Uno dei triumviri che a sorpresa ieri ha sollecitato le dimissioni di Rosy perché così «aiuterebbe il partito». Richiesta interessata, dicono i nemici interni, se è vero che l´ex ministro punterebbe a tornare su quello scranno già occupato nella passata legislatura. Impresa ardua, tuttavia, gli equilibri interni sono cambiati anche per lui, neo triumviro. E poi non si sa ancora dove andrà a parare l´inchiesta giudiziaria delle tre procure.
Se Rosy «la badante» ha accettato di farsi da parte, allora, è solo perché così le ha imposto l´unico leader al quale ha sempre ritenuto di dover rispondere: il Senatur. A poco era valsa anche la moral suasion del presidente del Senato Renato Schifani, col quale del resto l´ultima chiacchierata telefonica risale al fine settimana. La seconda carica dello Stato avrebbe potuto insistere fino a un certo punto.
Il presidente e i suoi vice non possono essere sfiduciati o costretti alle dimissioni: il forfait è un gesto rimesso alla volontà e alla sensibilità individuale. Certo è che le pressioni sono divenute per lei insostenibili. L´inchiesta cavalca, nuovi colpi di scena sono possibili, la pressione della base, ma anche quella delle opposizioni, cresce. In ultimo ieri sera l´appello di Anna Finocchiaro: «Sostituisce la seconda carica dello Stato in aula e fuori, si dimetta per il bene delle istituzioni».

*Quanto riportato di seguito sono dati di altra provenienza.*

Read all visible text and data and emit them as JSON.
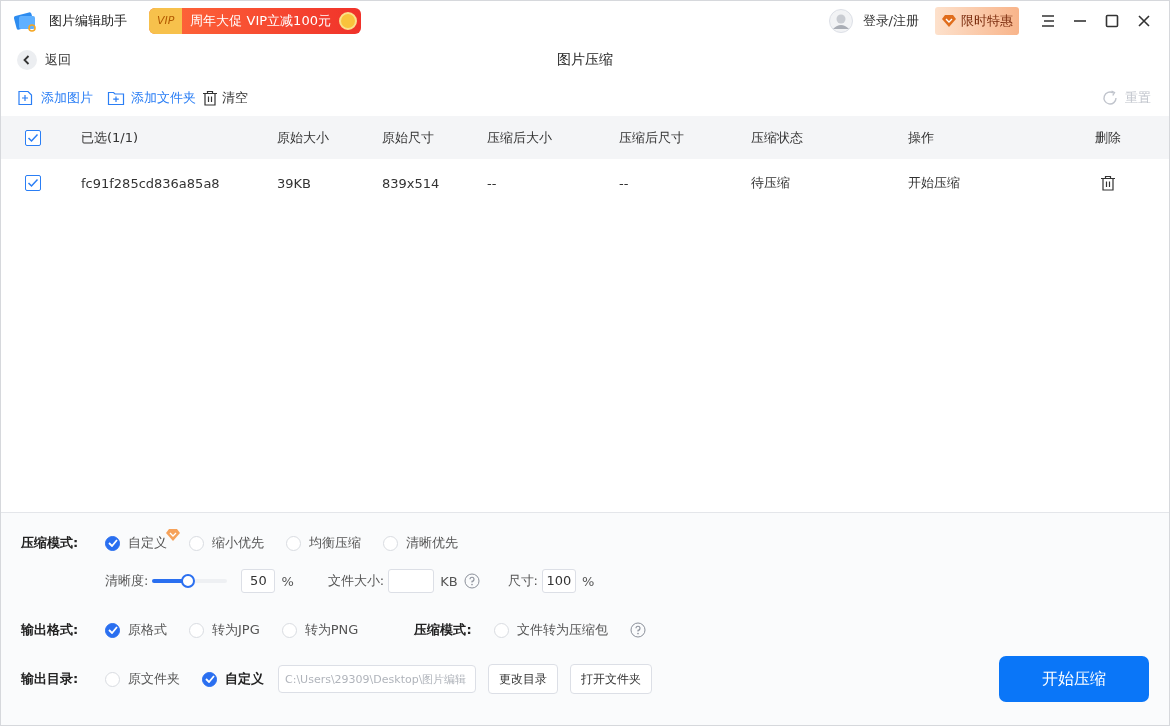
{
  "app": {
    "title": "图片编辑助手",
    "promo": "周年大促 VIP立减100元",
    "promo_badge": "VIP"
  },
  "header": {
    "login": "登录/注册",
    "offer": "限时特惠"
  },
  "nav": {
    "back": "返回",
    "title": "图片压缩"
  },
  "toolbar": {
    "actions": [
      {
        "kind": "add-image",
        "label": "添加图片"
      },
      {
        "kind": "add-folder",
        "label": "添加文件夹"
      },
      {
        "kind": "clear",
        "label": "清空"
      }
    ],
    "reset": {
      "label": "重置",
      "disabled": true
    }
  },
  "table": {
    "all_checked": true,
    "columns": [
      "已选(1/1)",
      "原始大小",
      "原始尺寸",
      "压缩后大小",
      "压缩后尺寸",
      "压缩状态",
      "操作",
      "删除"
    ],
    "rows": [
      {
        "checked": true,
        "cells": [
          "fc91f285cd836a85a8",
          "39KB",
          "839x514",
          "--",
          "--",
          "待压缩",
          "开始压缩"
        ]
      }
    ]
  },
  "settings": {
    "mode": {
      "label": "压缩模式:",
      "options": [
        {
          "label": "自定义",
          "selected": true,
          "premium": true
        },
        {
          "label": "缩小优先",
          "selected": false,
          "premium": false
        },
        {
          "label": "均衡压缩",
          "selected": false,
          "premium": false
        },
        {
          "label": "清晰优先",
          "selected": false,
          "premium": false
        }
      ]
    },
    "quality": {
      "label": "清晰度:",
      "level": 0.48,
      "value": "50",
      "unit": "%"
    },
    "file_size": {
      "label": "文件大小:",
      "unit": "KB"
    },
    "dimension": {
      "label": "尺寸:",
      "value": "100",
      "unit": "%"
    },
    "format": {
      "label": "输出格式:",
      "options": [
        {
          "label": "原格式",
          "selected": true
        },
        {
          "label": "转为JPG",
          "selected": false
        },
        {
          "label": "转为PNG",
          "selected": false
        }
      ]
    },
    "archive": {
      "label": "压缩模式:",
      "option": {
        "label": "文件转为压缩包",
        "selected": false
      }
    },
    "output": {
      "label": "输出目录:",
      "emphasize_selected": true,
      "options": [
        {
          "label": "原文件夹",
          "selected": false
        },
        {
          "label": "自定义",
          "selected": true
        }
      ],
      "path": "C:\\Users\\29309\\Desktop\\图片编辑",
      "buttons": [
        "更改目录",
        "打开文件夹"
      ]
    },
    "start": "开始压缩"
  }
}
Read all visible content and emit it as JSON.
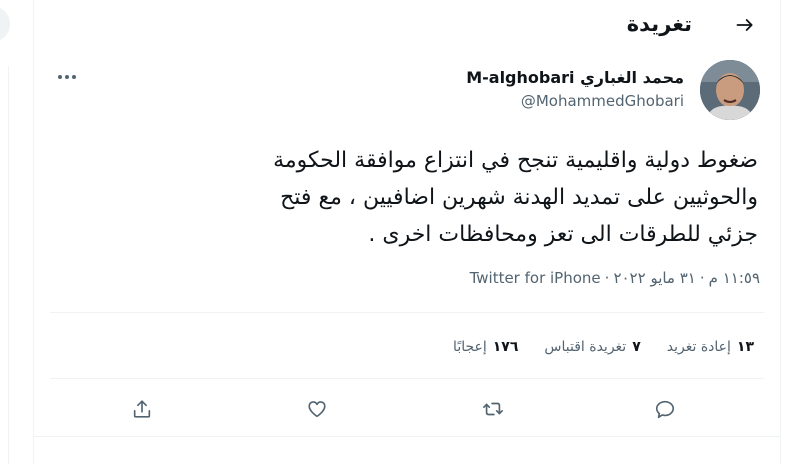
{
  "header": {
    "title": "تغريدة",
    "back_icon": "arrow-right-icon"
  },
  "author": {
    "display_name": "محمد الغباري M-alghobari",
    "handle": "@MohammedGhobari",
    "avatar_icon": "avatar-photo"
  },
  "tweet": {
    "lines": [
      "ضغوط دولية  واقليمية تنجح في انتزاع موافقة  الحكومة",
      "والحوثيين على تمديد  الهدنة شهرين اضافيين ، مع فتح",
      "جزئي للطرقات الى تعز ومحافظات اخرى ."
    ]
  },
  "meta": {
    "time": "١١:٥٩ م",
    "separator": "·",
    "date": "٣١ مايو ٢٠٢٢",
    "source": "Twitter for iPhone"
  },
  "stats": {
    "retweets_count": "١٣",
    "retweets_label": "إعادة تغريد",
    "quotes_count": "٧",
    "quotes_label": "تغريدة اقتباس",
    "likes_count": "١٧٦",
    "likes_label": "إعجابًا"
  },
  "actions": {
    "reply_icon": "reply-icon",
    "retweet_icon": "retweet-icon",
    "like_icon": "heart-icon",
    "share_icon": "share-icon",
    "more_icon": "more-icon"
  },
  "colors": {
    "text_primary": "#0f1419",
    "text_secondary": "#536471",
    "border": "#eff3f4"
  }
}
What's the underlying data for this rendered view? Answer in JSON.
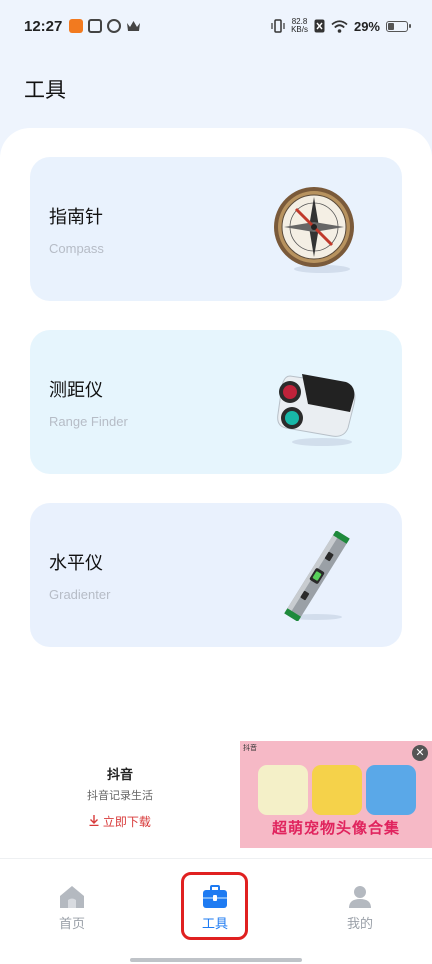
{
  "status_bar": {
    "time": "12:27",
    "net_speed_value": "82.8",
    "net_speed_unit": "KB/s",
    "battery_percent": "29%",
    "battery_level": 0.29
  },
  "page": {
    "title": "工具"
  },
  "tools": [
    {
      "name": "指南针",
      "subtitle": "Compass",
      "bg": "#e9f2fd",
      "icon": "compass-icon"
    },
    {
      "name": "测距仪",
      "subtitle": "Range Finder",
      "bg": "#e6f5fd",
      "icon": "range-finder-icon"
    },
    {
      "name": "水平仪",
      "subtitle": "Gradienter",
      "bg": "#e9f1fd",
      "icon": "level-icon"
    }
  ],
  "ad": {
    "app_name": "抖音",
    "description": "抖音记录生活",
    "download_label": "立即下载",
    "banner_tag": "抖音",
    "banner_title": "超萌宠物头像合集"
  },
  "nav": {
    "items": [
      {
        "label": "首页",
        "icon": "home-icon",
        "active": false
      },
      {
        "label": "工具",
        "icon": "toolbox-icon",
        "active": true
      },
      {
        "label": "我的",
        "icon": "user-icon",
        "active": false
      }
    ]
  },
  "colors": {
    "accent": "#1e7bf2",
    "highlight": "#e02020",
    "page_bg": "#eef4fd"
  }
}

In realtà la Rosy finita nei guai per le presunte spese private sostenute coi soldi della Lega (a beneficio proprio e dell´»amico» Pier Moscagiuro) cede a una mossa in parte obbligata, in parte strategica. In questo modo, tanto lei quanto Renzo, con l´ultimo disperato richiamo al «senso di responsabilità » contano di evitare l´espulsione dal partito: la condanna definitiva che equivarrebbe alla radiazione dalla politica. Non a caso, per entrambi, il passaggio delle dimissioni viene consumato tra ieri e oggi, comunque prima che i «barbari sognanti» di Maroni e Tosi e Zaia diano sfogo alla voglia di repulisti nell´adunata autoconvocata per stasera a Bergamo.
«Ma non basteranno le loro dimissioni, non ci accontenteremo, solo l´espulsione può cancellare l´onta che con i loro comportamenti hanno gettato sull´intero partito» raccontava ieri sera un autorevole deputato e dirigente vicino a Maroni. D´altronde, lo showdown in programma stasera ha per certe solo ora e location, ma gli esiti sono imprevedibili. Perché incontrollabili sono ormai gli umori e la rabbia della base che non attendeva altro che un´occasione per darvi sfogo.
L´acclamazione dell´ex ministro dell´Interno quale leader da subito, al posto del triumvirato appena designato da Bossi, sarà la svolta più probabile. Difficile capire come tutto questo prenderà poi forma in un partito in cui il leader ferito e i suoi uomini proveranno ancora a resistere.